Families are the backbones of our communities, and we need to do everything we can to help them thrive. As a mother and a woman of faith, it is unconscionable to me that in one of the richest nations on earth, there are families who don’t have access to clean water, struggle to put food on the table and are unable to find quality child care they can afford.

Here are some ways we can help our families feel secure:

  • Revitalize Our Infrastructure: Between 2008 and 2019, water samples from Martin Countybreached the EPA’s Safe Water Drinking Act 50 times. In 2017, The Mountain Water District, which serves 16,700 homes in Pike County, lost nearly one out of every three gallons it produced through leaking lines and faulty meters. No parent should have to worry that their water is a danger to their child.
  • Strive for Universal Broadband Access: Our state ranks 44th overall in broadband access, which is especially a problem in rural communities. In Knox County, almost 50% of homes lack internet access. We have to strive for every last home to have internet access so that our young people can learn as much as possible.
  • Protect USPS: Our post offices are vital to our rural communities, especially because they deliver prescriptions to our elderly family members who otherwise would struggle to receive them. But in the last decade, Kentucky has lost 62 post offices, the most in the country. We have to reverse this trend and ensure our USPS office’s have the funding needed to keep delivering people’s prescriptions.

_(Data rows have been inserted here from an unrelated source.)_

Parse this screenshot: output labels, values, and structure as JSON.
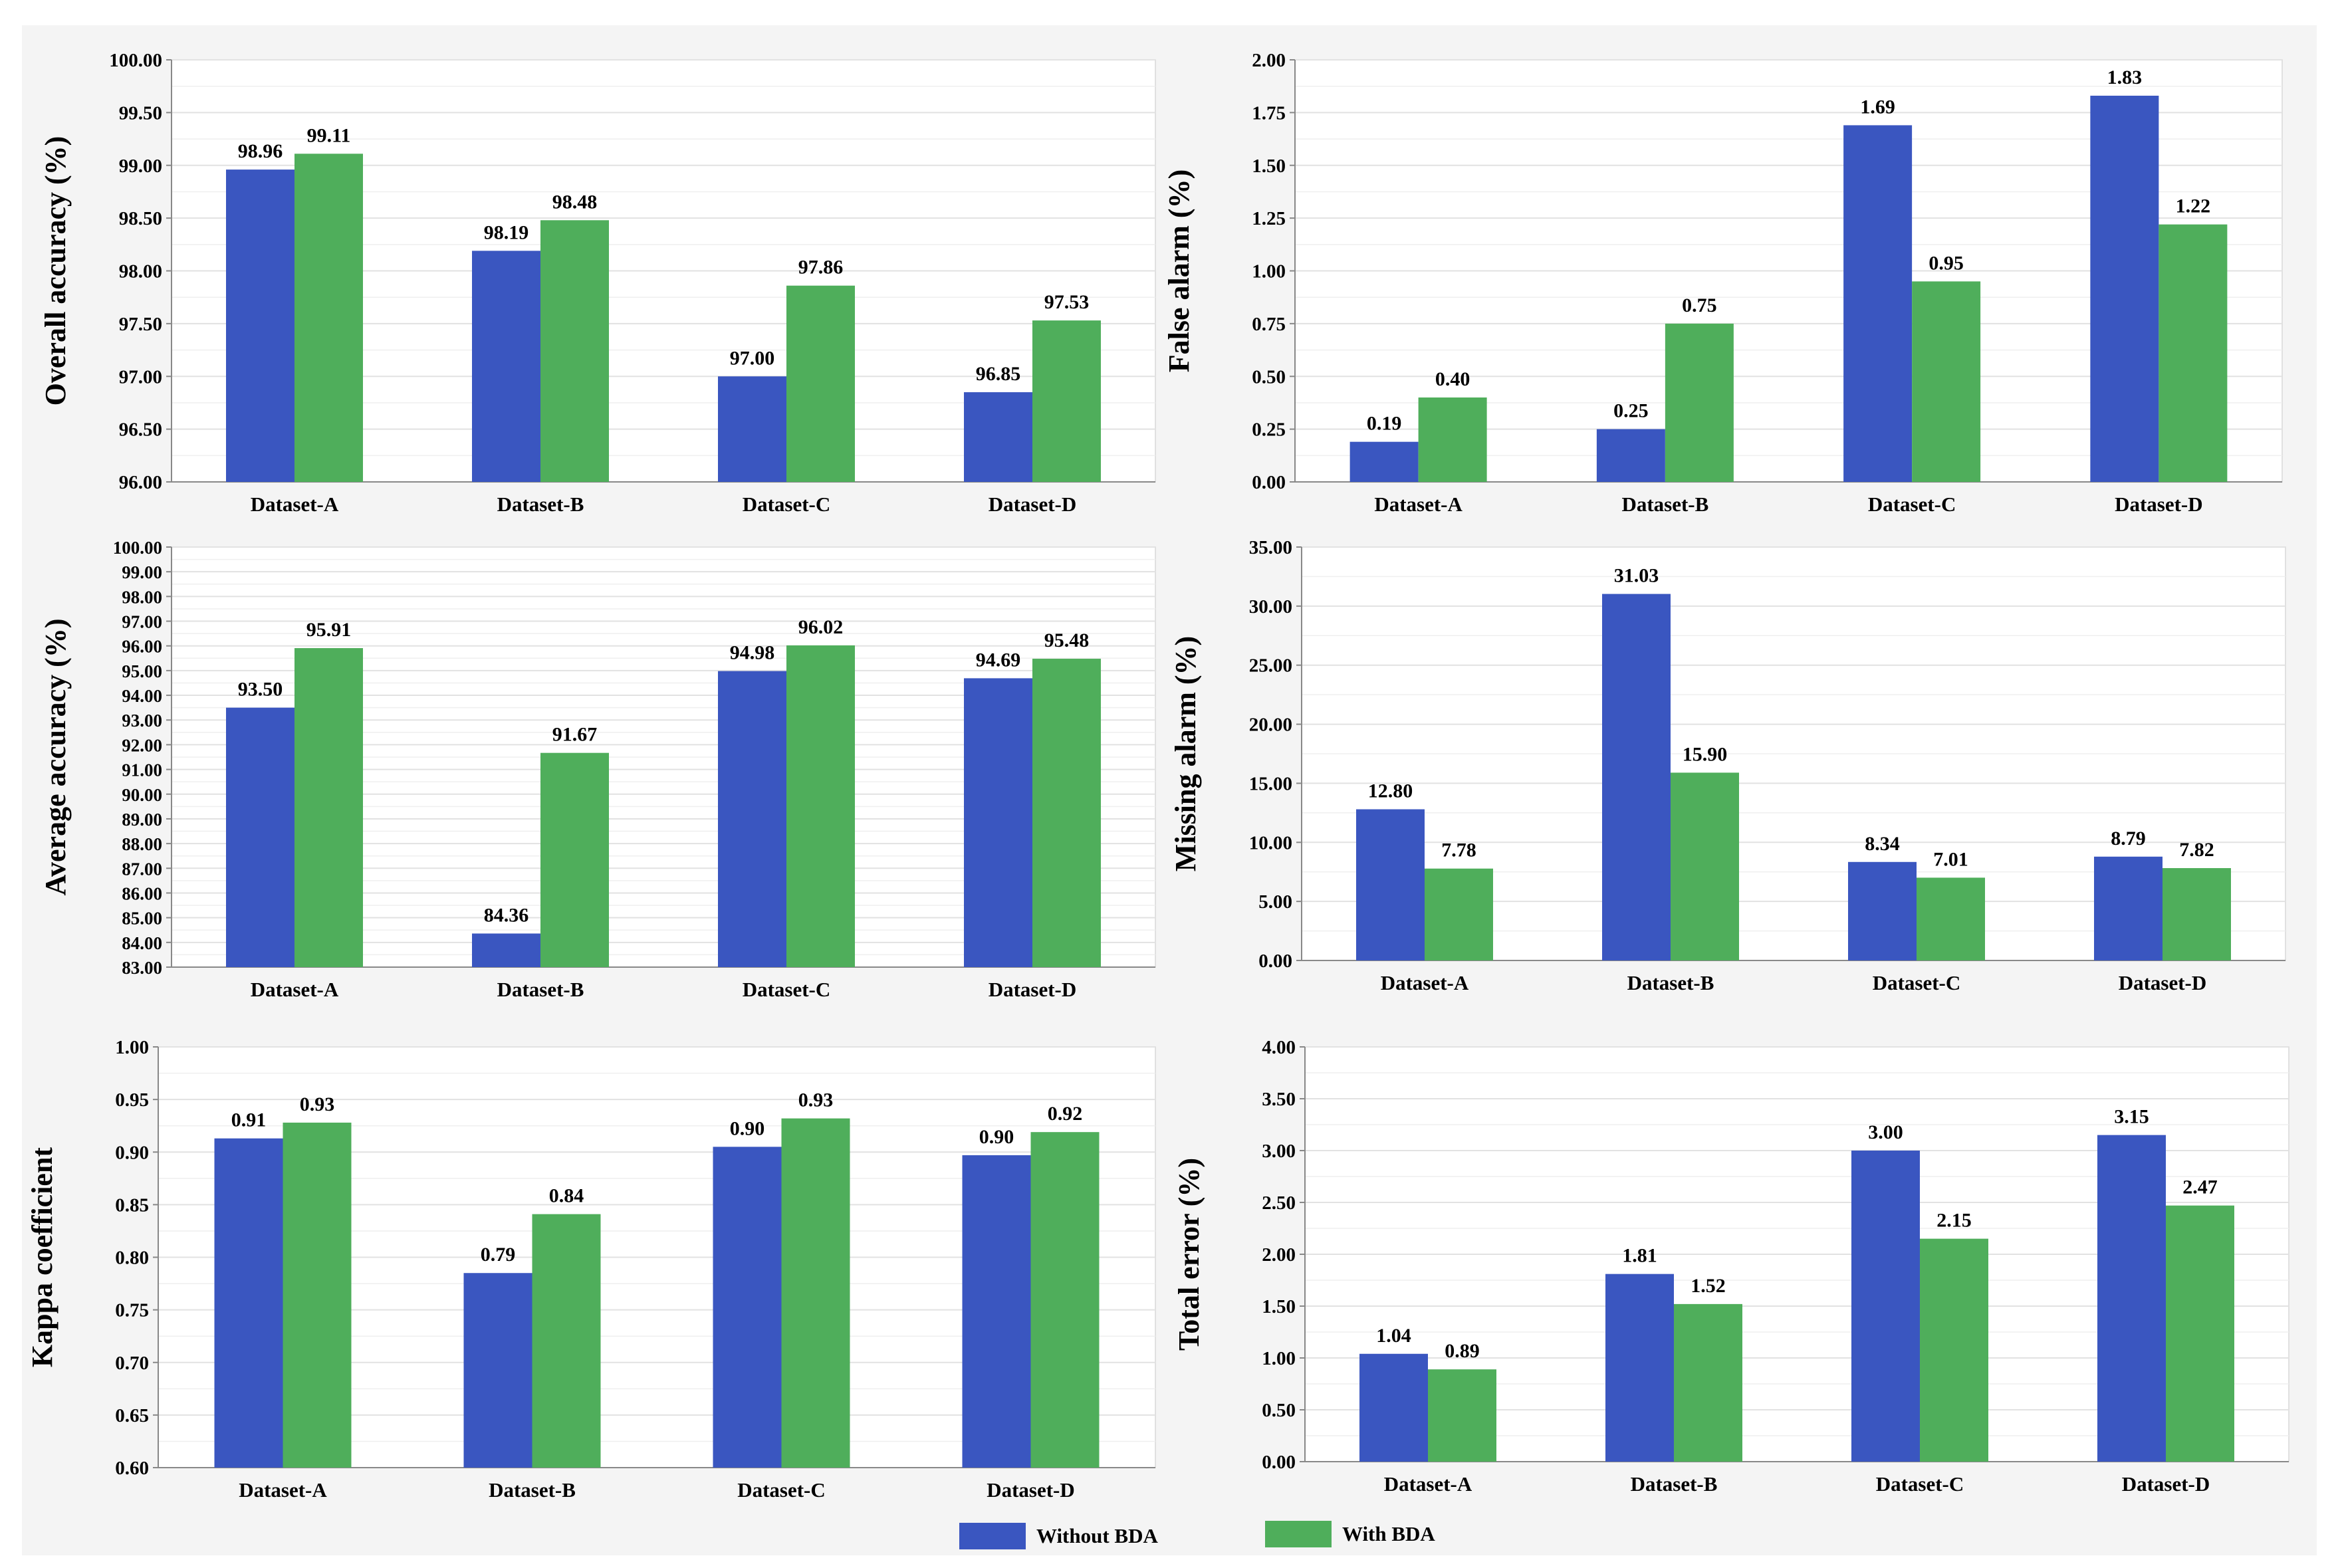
{
  "colors": {
    "without": "#3a56c0",
    "with": "#4fae5b",
    "grid": "#e2e2e2",
    "axis": "#888888"
  },
  "legend": {
    "without_label": "Without BDA",
    "with_label": "With BDA"
  },
  "chart_data": [
    {
      "type": "bar",
      "ylabel": "Overall accuracy (%)",
      "categories": [
        "Dataset-A",
        "Dataset-B",
        "Dataset-C",
        "Dataset-D"
      ],
      "ylim": [
        96.0,
        100.0
      ],
      "yticks": [
        96.0,
        96.5,
        97.0,
        97.5,
        98.0,
        98.5,
        99.0,
        99.5,
        100.0
      ],
      "series": [
        {
          "name": "Without BDA",
          "values": [
            98.96,
            98.19,
            97.0,
            96.85
          ]
        },
        {
          "name": "With BDA",
          "values": [
            99.11,
            98.48,
            97.86,
            97.53
          ]
        }
      ],
      "grid": true
    },
    {
      "type": "bar",
      "ylabel": "False alarm (%)",
      "categories": [
        "Dataset-A",
        "Dataset-B",
        "Dataset-C",
        "Dataset-D"
      ],
      "ylim": [
        0.0,
        2.0
      ],
      "yticks": [
        0.0,
        0.25,
        0.5,
        0.75,
        1.0,
        1.25,
        1.5,
        1.75,
        2.0
      ],
      "series": [
        {
          "name": "Without BDA",
          "values": [
            0.19,
            0.25,
            1.69,
            1.83
          ]
        },
        {
          "name": "With BDA",
          "values": [
            0.4,
            0.75,
            0.95,
            1.22
          ]
        }
      ],
      "grid": true
    },
    {
      "type": "bar",
      "ylabel": "Average accuracy (%)",
      "categories": [
        "Dataset-A",
        "Dataset-B",
        "Dataset-C",
        "Dataset-D"
      ],
      "ylim": [
        83.0,
        100.0
      ],
      "yticks": [
        83.0,
        84.0,
        85.0,
        86.0,
        87.0,
        88.0,
        89.0,
        90.0,
        91.0,
        92.0,
        93.0,
        94.0,
        95.0,
        96.0,
        97.0,
        98.0,
        99.0,
        100.0
      ],
      "series": [
        {
          "name": "Without BDA",
          "values": [
            93.5,
            84.36,
            94.98,
            94.69
          ]
        },
        {
          "name": "With BDA",
          "values": [
            95.91,
            91.67,
            96.02,
            95.48
          ]
        }
      ],
      "grid": true
    },
    {
      "type": "bar",
      "ylabel": "Missing alarm (%)",
      "categories": [
        "Dataset-A",
        "Dataset-B",
        "Dataset-C",
        "Dataset-D"
      ],
      "ylim": [
        0.0,
        35.0
      ],
      "yticks": [
        0.0,
        5.0,
        10.0,
        15.0,
        20.0,
        25.0,
        30.0,
        35.0
      ],
      "series": [
        {
          "name": "Without BDA",
          "values": [
            12.8,
            31.03,
            8.34,
            8.79
          ]
        },
        {
          "name": "With BDA",
          "values": [
            7.78,
            15.9,
            7.01,
            7.82
          ]
        }
      ],
      "grid": true
    },
    {
      "type": "bar",
      "ylabel": "Kappa coefficient",
      "categories": [
        "Dataset-A",
        "Dataset-B",
        "Dataset-C",
        "Dataset-D"
      ],
      "ylim": [
        0.6,
        1.0
      ],
      "yticks": [
        0.6,
        0.65,
        0.7,
        0.75,
        0.8,
        0.85,
        0.9,
        0.95,
        1.0
      ],
      "series": [
        {
          "name": "Without BDA",
          "values": [
            0.913,
            0.785,
            0.905,
            0.897
          ]
        },
        {
          "name": "With BDA",
          "values": [
            0.928,
            0.841,
            0.932,
            0.919
          ]
        }
      ],
      "data_labels": [
        [
          "0.91",
          "0.79",
          "0.90",
          "0.90"
        ],
        [
          "0.93",
          "0.84",
          "0.93",
          "0.92"
        ]
      ],
      "grid": true
    },
    {
      "type": "bar",
      "ylabel": "Total error (%)",
      "categories": [
        "Dataset-A",
        "Dataset-B",
        "Dataset-C",
        "Dataset-D"
      ],
      "ylim": [
        0.0,
        4.0
      ],
      "yticks": [
        0.0,
        0.5,
        1.0,
        1.5,
        2.0,
        2.5,
        3.0,
        3.5,
        4.0
      ],
      "series": [
        {
          "name": "Without BDA",
          "values": [
            1.04,
            1.81,
            3.0,
            3.15
          ]
        },
        {
          "name": "With BDA",
          "values": [
            0.89,
            1.52,
            2.15,
            2.47
          ]
        }
      ],
      "grid": true
    }
  ]
}
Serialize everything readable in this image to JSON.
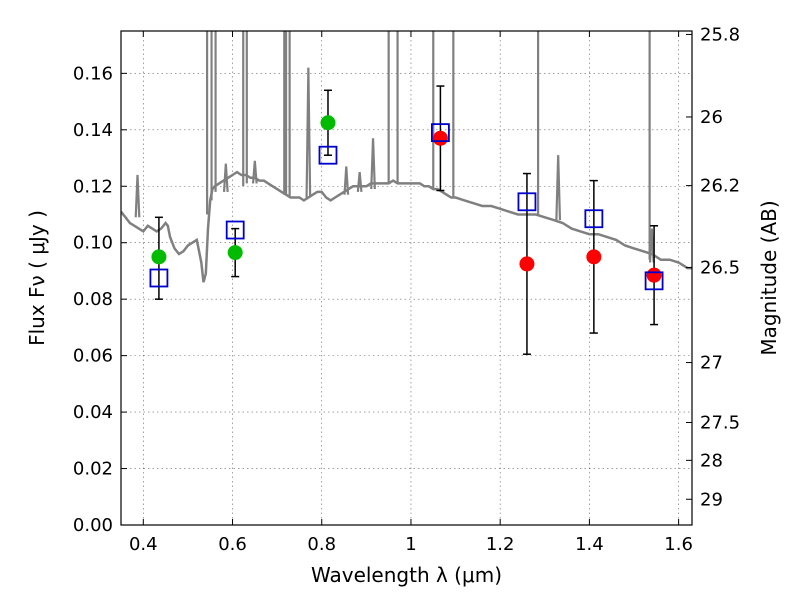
{
  "chart_data": {
    "type": "scatter",
    "title": "",
    "xlabel": "Wavelength  λ (μm)",
    "ylabel": "Flux  Fν  ( μJy )",
    "ylabel_right": "Magnitude (AB)",
    "xlim": [
      0.35,
      1.63
    ],
    "ylim": [
      0.0,
      0.175
    ],
    "grid": true,
    "x_ticks": [
      0.4,
      0.6,
      0.8,
      1.0,
      1.2,
      1.4,
      1.6
    ],
    "x_tick_labels": [
      "0.4",
      "0.6",
      "0.8",
      "1",
      "1.2",
      "1.4",
      "1.6"
    ],
    "y_ticks": [
      0.0,
      0.02,
      0.04,
      0.06,
      0.08,
      0.1,
      0.12,
      0.14,
      0.16
    ],
    "y_tick_labels": [
      "0.00",
      "0.02",
      "0.04",
      "0.06",
      "0.08",
      "0.10",
      "0.12",
      "0.14",
      "0.16"
    ],
    "right_ticks": [
      {
        "label": "25.8",
        "mag": 25.8
      },
      {
        "label": "26",
        "mag": 26.0
      },
      {
        "label": "26.2",
        "mag": 26.2
      },
      {
        "label": "26.5",
        "mag": 26.5
      },
      {
        "label": "27",
        "mag": 27.0
      },
      {
        "label": "27.5",
        "mag": 27.5
      },
      {
        "label": "28",
        "mag": 28.0
      },
      {
        "label": "29",
        "mag": 29.0
      }
    ],
    "colors": {
      "spectrum": "#808080",
      "green_points": "#00bb00",
      "red_points": "#ff0000",
      "model_squares": "#0000cc",
      "errorbar": "#000000"
    },
    "series": [
      {
        "marker": "circle",
        "color": "#00bb00",
        "points": [
          {
            "x": 0.435,
            "y": 0.095,
            "err_lo": 0.015,
            "err_hi": 0.014
          },
          {
            "x": 0.606,
            "y": 0.0965,
            "err_lo": 0.0085,
            "err_hi": 0.0085
          },
          {
            "x": 0.814,
            "y": 0.1425,
            "err_lo": 0.0115,
            "err_hi": 0.0115
          }
        ]
      },
      {
        "marker": "circle",
        "color": "#ff0000",
        "points": [
          {
            "x": 1.066,
            "y": 0.137,
            "err_lo": 0.0185,
            "err_hi": 0.0185
          },
          {
            "x": 1.26,
            "y": 0.0925,
            "err_lo": 0.032,
            "err_hi": 0.032
          },
          {
            "x": 1.41,
            "y": 0.095,
            "err_lo": 0.027,
            "err_hi": 0.027
          },
          {
            "x": 1.545,
            "y": 0.0885,
            "err_lo": 0.0175,
            "err_hi": 0.0175
          }
        ]
      },
      {
        "marker": "square-open",
        "color": "#0000cc",
        "points": [
          {
            "x": 0.435,
            "y": 0.0875
          },
          {
            "x": 0.606,
            "y": 0.1045
          },
          {
            "x": 0.814,
            "y": 0.131
          },
          {
            "x": 1.066,
            "y": 0.139
          },
          {
            "x": 1.26,
            "y": 0.1145
          },
          {
            "x": 1.41,
            "y": 0.1085
          },
          {
            "x": 1.545,
            "y": 0.0865
          }
        ]
      },
      {
        "type": "line",
        "color": "#808080",
        "x": [
          0.35,
          0.36,
          0.37,
          0.38,
          0.39,
          0.4,
          0.405,
          0.41,
          0.42,
          0.43,
          0.44,
          0.45,
          0.455,
          0.46,
          0.47,
          0.48,
          0.49,
          0.5,
          0.51,
          0.52,
          0.53,
          0.535,
          0.54,
          0.545,
          0.55,
          0.555,
          0.56,
          0.57,
          0.58,
          0.59,
          0.6,
          0.61,
          0.62,
          0.63,
          0.64,
          0.65,
          0.66,
          0.67,
          0.68,
          0.69,
          0.7,
          0.71,
          0.72,
          0.73,
          0.74,
          0.75,
          0.76,
          0.77,
          0.78,
          0.79,
          0.8,
          0.81,
          0.82,
          0.83,
          0.84,
          0.85,
          0.86,
          0.87,
          0.88,
          0.89,
          0.9,
          0.91,
          0.92,
          0.93,
          0.94,
          0.95,
          0.96,
          0.97,
          0.98,
          0.99,
          1.0,
          1.01,
          1.02,
          1.03,
          1.04,
          1.05,
          1.06,
          1.07,
          1.08,
          1.09,
          1.1,
          1.12,
          1.14,
          1.16,
          1.18,
          1.2,
          1.22,
          1.24,
          1.26,
          1.28,
          1.3,
          1.32,
          1.34,
          1.36,
          1.38,
          1.4,
          1.42,
          1.44,
          1.46,
          1.48,
          1.5,
          1.52,
          1.54,
          1.56,
          1.58,
          1.6,
          1.62,
          1.63
        ],
        "y": [
          0.111,
          0.109,
          0.107,
          0.106,
          0.105,
          0.104,
          0.105,
          0.106,
          0.105,
          0.104,
          0.105,
          0.107,
          0.106,
          0.102,
          0.098,
          0.096,
          0.097,
          0.099,
          0.1,
          0.101,
          0.093,
          0.086,
          0.089,
          0.105,
          0.115,
          0.119,
          0.12,
          0.121,
          0.122,
          0.123,
          0.124,
          0.125,
          0.124,
          0.124,
          0.123,
          0.123,
          0.122,
          0.122,
          0.121,
          0.12,
          0.119,
          0.118,
          0.117,
          0.116,
          0.116,
          0.116,
          0.115,
          0.116,
          0.117,
          0.118,
          0.118,
          0.116,
          0.115,
          0.116,
          0.117,
          0.118,
          0.119,
          0.12,
          0.12,
          0.12,
          0.12,
          0.121,
          0.121,
          0.121,
          0.121,
          0.121,
          0.122,
          0.121,
          0.121,
          0.121,
          0.121,
          0.121,
          0.121,
          0.12,
          0.12,
          0.119,
          0.119,
          0.118,
          0.117,
          0.116,
          0.116,
          0.115,
          0.114,
          0.113,
          0.113,
          0.112,
          0.111,
          0.11,
          0.11,
          0.11,
          0.109,
          0.108,
          0.107,
          0.105,
          0.104,
          0.103,
          0.103,
          0.102,
          0.101,
          0.099,
          0.098,
          0.097,
          0.096,
          0.094,
          0.094,
          0.093,
          0.091,
          0.091
        ]
      }
    ]
  }
}
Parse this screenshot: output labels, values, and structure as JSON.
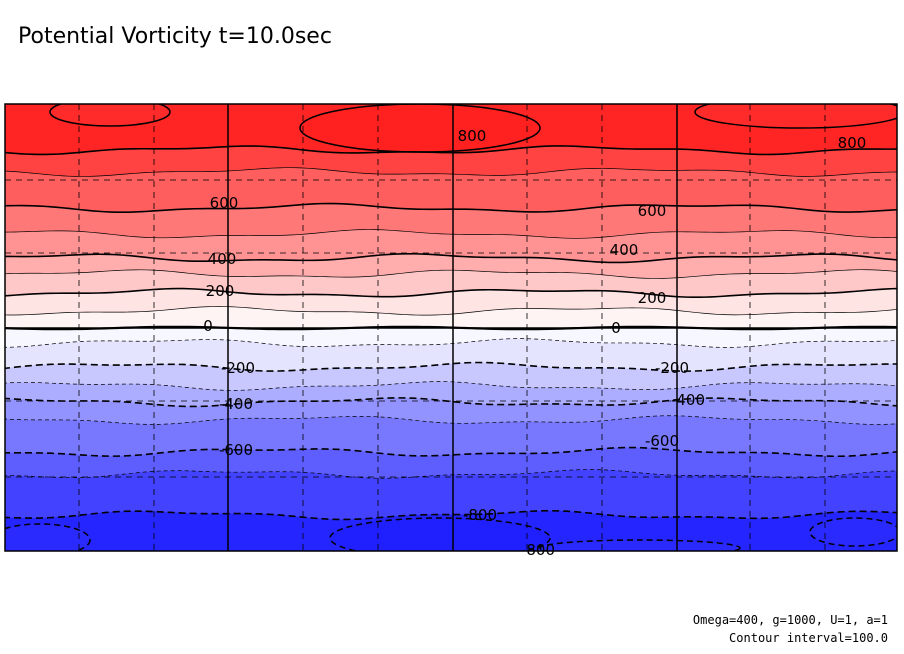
{
  "chart_data": {
    "type": "contour",
    "title": "Potential Vorticity t=10.0sec",
    "field": "Potential Vorticity",
    "time_label": "t=10.0sec",
    "contour_interval": 100.0,
    "levels": [
      -900,
      -800,
      -700,
      -600,
      -500,
      -400,
      -300,
      -200,
      -100,
      0,
      100,
      200,
      300,
      400,
      500,
      600,
      700,
      800,
      900
    ],
    "labeled_contours": [
      "800",
      "800",
      "600",
      "600",
      "400",
      "400",
      "200",
      "200",
      "0",
      "0",
      "-200",
      "-200",
      "-400",
      "-400",
      "-600",
      "-600",
      "-800",
      "-800"
    ],
    "value_range": [
      -900,
      900
    ],
    "fill_colors": {
      "-900": "#2525ff",
      "-800": "#4343ff",
      "-700": "#5e5eff",
      "-600": "#7878ff",
      "-500": "#9393ff",
      "-400": "#adadff",
      "-300": "#c8c8ff",
      "-200": "#e4e4ff",
      "-100": "#f7f7ff",
      "0": "#fff4f4",
      "100": "#ffe4e4",
      "200": "#ffc8c8",
      "300": "#ffadad",
      "400": "#ff9393",
      "500": "#ff7878",
      "600": "#ff5e5e",
      "700": "#ff4343",
      "800": "#ff2525"
    },
    "positive_line_style": "solid",
    "negative_line_style": "dashed",
    "grid": true
  },
  "footer": {
    "params": "Omega=400, g=1000, U=1, a=1",
    "interval": "Contour interval=100.0"
  }
}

  • Protect Pensions: Over 14% of Kentucky’s workers are state and local government workers, and in rural communities, this number is often higher. As a veteran, I know how important my pension is to my family’s security. Now more than ever, families deserve to have peace of mind about their futures, and so we need to protect the pensions of our workers during this crisis and afterwards. We must eliminate the Windfall Elimination Provision that prevents hardworking government employees from getting the full retirement benefits they deserve.
  • Assist Our Child Care Centers and Workers: As a mom, I know the necessity of good, reliable, affordable child care. That’s why we need to immediately pass the Child Care Is Essential Act to ensure that our child care providers can make it through this crisis. We also must address the long-term shortage of child care offerings across Rural Kentucky by increasing funding for the Child Care and Development Block Grant, which would provide assistance to more rural families who need child care.
  • Create Universal Pre-K or Head Start: Currently only about 50% of Kentucky kids arrive at Kindergarten ready to succeed in school. This has far-reaching effects, well into high school, college and career. Creating universal pre-K wil not only help with child care burdens and shortages, but it will also ensure every young person has the foundation they need for a better future.
  • Aid Our Rural Schools: We need to make sure our teachers can afford to teach in our rural communities and that our rural schools are fully staffed. We need to create teacher training and recruitment programs for rural schools, and we need to offer loan forgiveness for those who teach in and stay at rural schools.
  • Support Our Electric Cooperatives: Roughly 1 million Kentuckians depend upon our electric cooperatives. We need to help them continue to serve our state. First, we need to allow our electric cooperatives to refinance their outstanding debt through Rural Utilities Service to reflect current interest rates, without penalty. Permitting refinancing at the current rates will help cooperatives use the savings to invest in their systems, increasing offerings and reliability with no increase in rates. Over time, we need to create and support programs that help provide cooperatives that are interested in offering broadband financing at a low cost or no cost do so.